Presentasi selanjutnya adalah Mentari, yakni skema kerja sama Indonesia-Inggris dalam bidang energi minim karbon. Dalam skema kerja sama ini, Pemerintah Indonesia diwakili oleh Kementerian Energi dan Sumber Daya Mineral bekerja sama dengan Kedutaan Besar Inggris berkolaborasi untuk mengembangkan pengelolaan energi minim karbon di Indonesia. Untuk mewujudkannya, skema kerja sama Mentari memiliki beberapa kegiatan utama, yakni advokasi kebijakan, menjadi perantara antara pemerintah dan investor, mengembangkan proyek percontohan, dan memperluas koneksi kerja sama bagi pemerintah.
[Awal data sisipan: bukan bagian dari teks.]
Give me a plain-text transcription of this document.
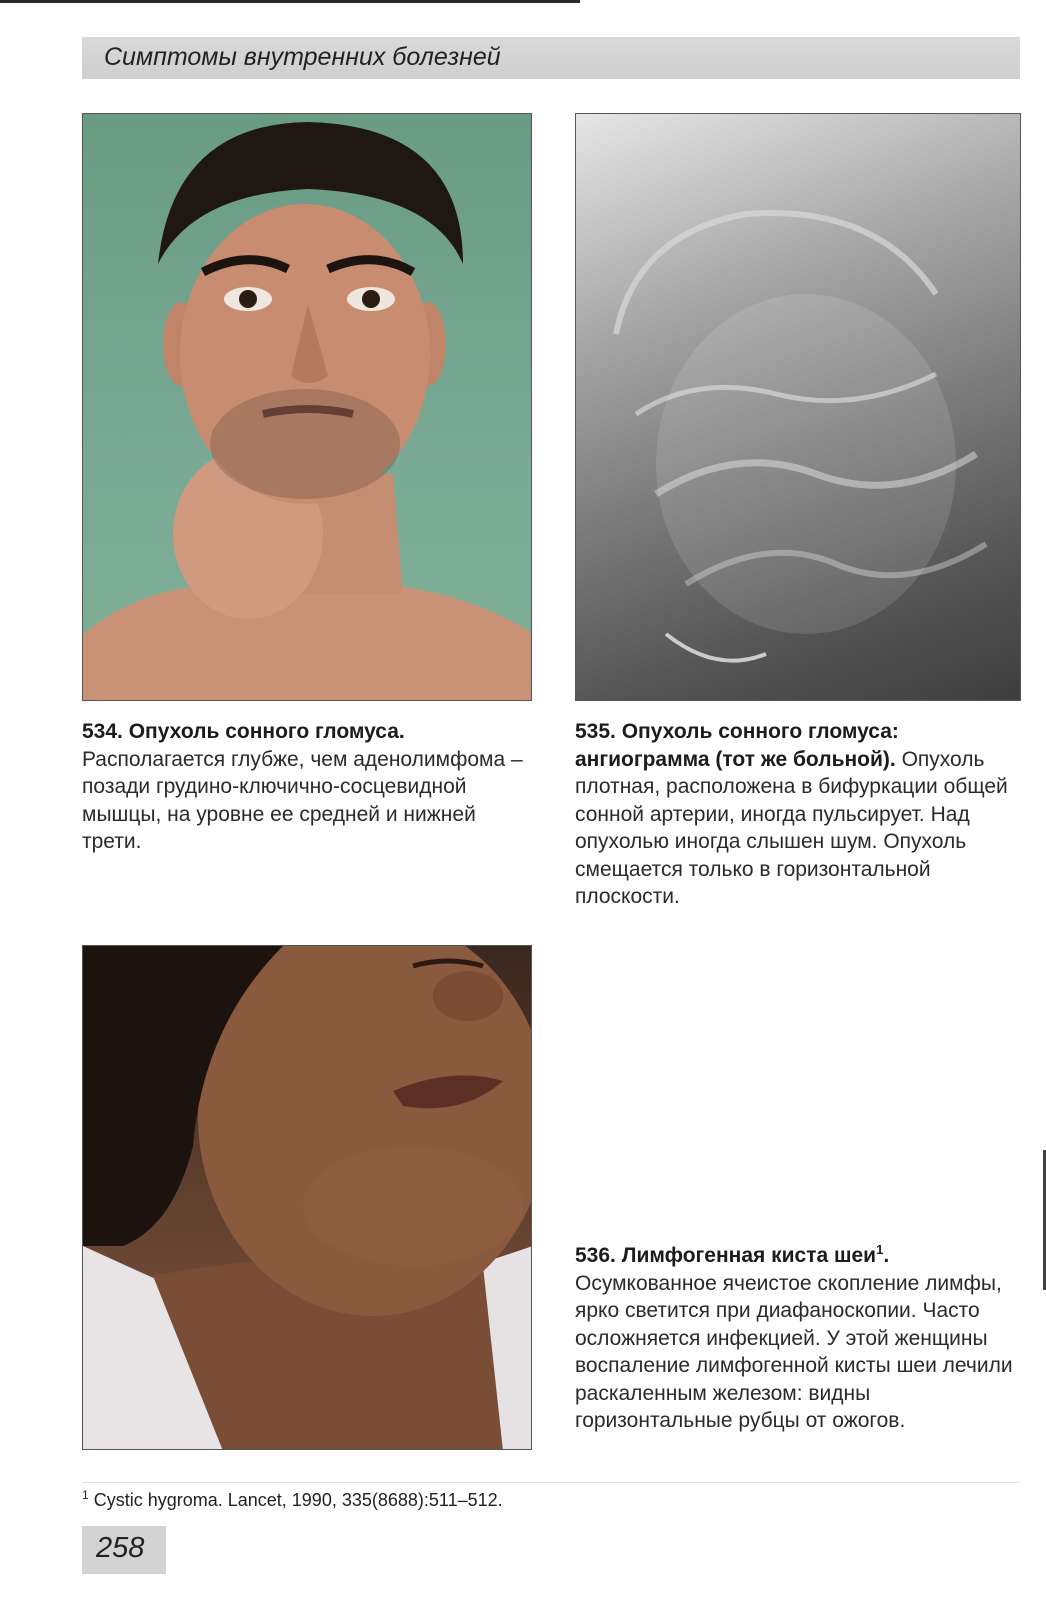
Симптомы внутренних болезней
534. Опухоль сонного гломуса. Располагается глубже, чем аденолимфома – позади грудино-ключично-сосцевидной мышцы, на уровне ее средней и нижней трети.
535. Опухоль сонного гломуса: ангиограмма (тот же больной). Опухоль плотная, расположена в бифуркации общей сонной артерии, иногда пульсирует. Над опухолью иногда слышен шум. Опухоль смещается только в горизонтальной плоскости.
536. Лимфогенная киста шеи$^1$. Осумкованное ячеистое скопление лимфы, ярко светится при диафаноскопии. Часто осложняется инфекцией. У этой женщины воспаление лимфогенной кисты шеи лечили раскаленным железом: видны горизонтальные рубцы от ожогов.
$^1$ Cystic hygroma. Lancet, 1990, 335(8688):511–512.
258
Kemudian, acara dilanjutkan dengan FGD. Pemateri dan undangan dibagi dalam kelompok-kelompok kecil yang terdiri dari perwakilan pemerintah pusat, perwakilan daerah, PYC selaku fasilitator, serta perwakilan Mentari. FGD ini bertujuan untuk berbagi informasi, ide dan gagasan, serta menggali potensi-potensi kerja sama baru. Pada kesempatan ini, perwakilan Kementerian Sekretariat Negara yang juga mewakili TPOA memberikan informasi terkait mekanisme administrasi kerja sama teknik, baik mengenai administrasi tenaga asing maupun negosiasi perjanjian bagi peserta FGD. Selanjutnya, PYC selaku fasilitator menyampaikan bahwa nantinya hasil diskusi dari FGD juga akan diserahkan kepada pemerintah sebagai rekomendasi dalam bidang reformasi energi.
Oleh: Tara Arini Faza (Analis Kebijakan Pertama, Pokja OINP)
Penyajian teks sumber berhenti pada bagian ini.